Historic ship SS United States rescued from scrapheap

PHILADELPHIA — An ocean liner that was the biggest and fastest ever built in the United States, and a symbol of national prestige until it was left to rot on the Philadelphia waterfront, may soon sail again.

Norwegian Cruise Lines said Monday it has purchased the SS United States and intends to refurbish and return it to service, a half-century after the massive steamship set a speed record for a trans-Atlantic crossing.

The announcement amazed preservation groups, who had been fighting what looked like a losing battle to rescue the ship from being scrapped.

"I'm stunned," said Susan Gibbs, the granddaughter of the ship's designer, William Francis Gibbs. "The last several years, the news has all been bleak. It has all been rumors about scrapping, and one failed venture after another."

For years, the SS United States has been a rusting hulk seemingly abandoned at an unused wharf on the Philadelphia waterfront. Underneath the peeling paint, though, lay a rich history.

On its maiden voyage in 1952, the powerful liner and its 268,000 horsepower engines set a new trans-Atlantic speed record of three days, 10 hours, 42 minutes. That record stood until 1990.

The ship was big, too — at 990 feet, it was 108 feet longer than the Titanic.

It carried numerous celebrities in more than 800 Atlantic crossings. Among those celebrities were Grace Kelly, Elizabeth Taylor, President Kennedy and England's King Edward VIII. Bill Clinton took it on his way to Oxford University in 1968.

Air travel finally did the big ship in. It was decommissioned in 1969 and was briefly stored at ports in Virginia, Turkey and Ukraine before docking in Philadelphia in 1996.

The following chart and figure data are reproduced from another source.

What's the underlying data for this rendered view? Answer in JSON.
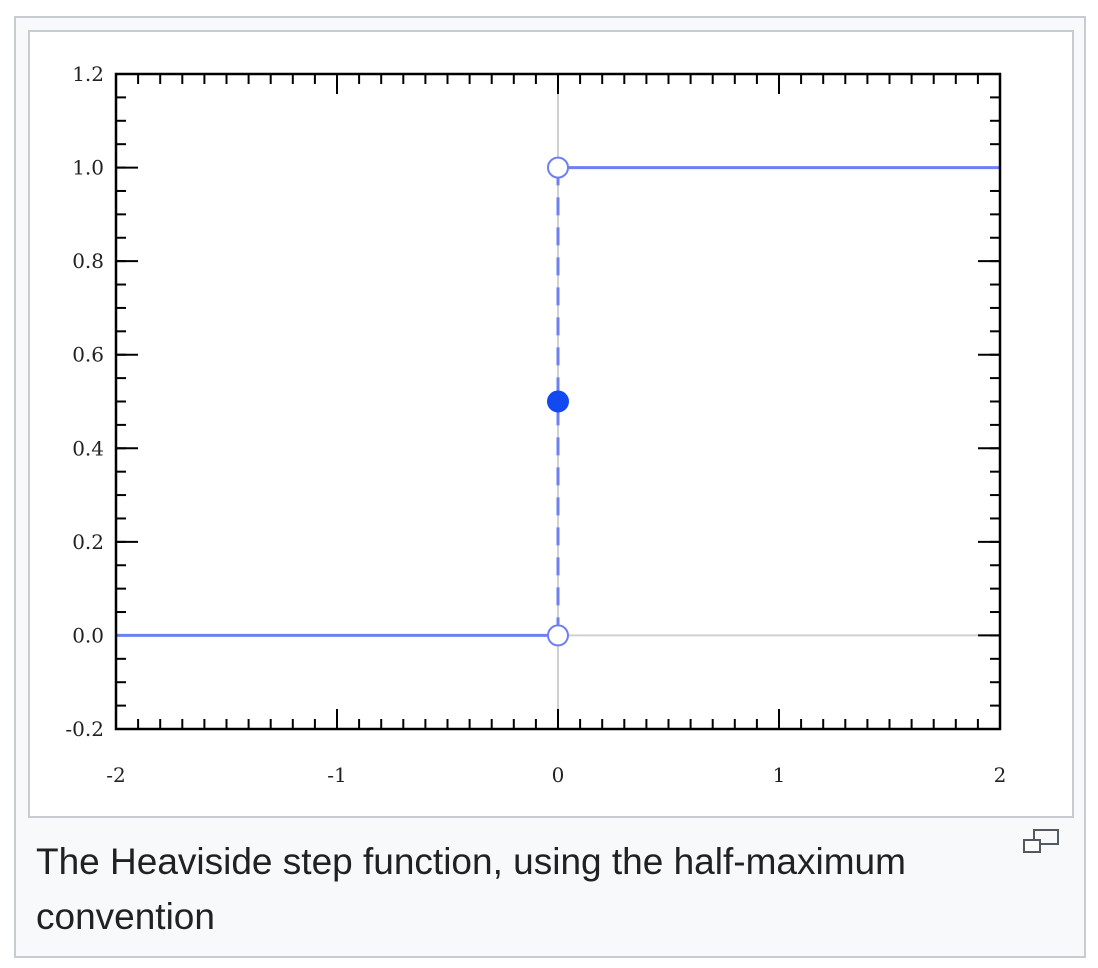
{
  "caption": "The Heaviside step function, using the half-maximum convention",
  "icons": {
    "magnify": "magnify-clip-icon"
  },
  "colors": {
    "line": "#6e7ff0",
    "dot": "#1249f0",
    "axis": "#000000",
    "grid": "#d0d0d0",
    "frame_border": "#c8ccd1",
    "caption_bg": "#f8f9fa"
  },
  "chart_data": {
    "type": "line",
    "title": "",
    "xlabel": "",
    "ylabel": "",
    "xlim": [
      -2,
      2
    ],
    "ylim": [
      -0.2,
      1.2
    ],
    "x_ticks": [
      -2,
      -1,
      0,
      1,
      2
    ],
    "x_tick_labels": [
      "-2",
      "-1",
      "0",
      "1",
      "2"
    ],
    "y_ticks": [
      -0.2,
      0.0,
      0.2,
      0.4,
      0.6,
      0.8,
      1.0,
      1.2
    ],
    "y_tick_labels": [
      "-0.2",
      "0.0",
      "0.2",
      "0.4",
      "0.6",
      "0.8",
      "1.0",
      "1.2"
    ],
    "minor_tick_step": {
      "x": 0.1,
      "y": 0.05
    },
    "reference_lines": {
      "x": [
        0
      ],
      "y": [
        0
      ]
    },
    "series": [
      {
        "style": "solid",
        "x": [
          -2,
          0
        ],
        "y": [
          0,
          0
        ]
      },
      {
        "style": "solid",
        "x": [
          0,
          2
        ],
        "y": [
          1,
          1
        ]
      },
      {
        "style": "dashed",
        "x": [
          0,
          0
        ],
        "y": [
          0,
          1
        ]
      }
    ],
    "points": [
      {
        "x": 0,
        "y": 0,
        "marker": "open"
      },
      {
        "x": 0,
        "y": 1,
        "marker": "open"
      },
      {
        "x": 0,
        "y": 0.5,
        "marker": "filled"
      }
    ]
  }
}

The late developer and hotel owner Homer Hadley bought the ship for $5 million in 1978, and had planned a $35 million overhaul to ready it for cruises between Los Angeles and Hawaii.

But after his United States Cruises Inc. filed for bankruptcy, the ship was auctioned off for $2.6 million in 1992.

Norwegian Cruise Lines spokeswoman Susan Robison wouldn't say how much the company had paid for the ship, which had been owned by a New Jersey firm, Cantor Companies. Messages left at Cantor's offices were not immediately returned.

Robison also declined to say how much it might cost to refurbish the ship. Previous estimates had been between $200 million and $500 million.

The ship was gutted in the mid-1990s, and its interior will probably need to be redesigned to compete with modern-day cruise ships, Robison said.

Fans of the ship, though, said that its torpedo-resistant hull is undamaged and that it could be made seaworthy again.

"She just needs to be sandblasted and rewired and she can sail," said Robert Hudson Westover, 39, chairman of the SS United States Foundation, a group that has been lobbying for the ship's preservation.

"I'm just giddy," he said. "Saving the SS United States is equivalent to saving one of the great engineering wonders of the world."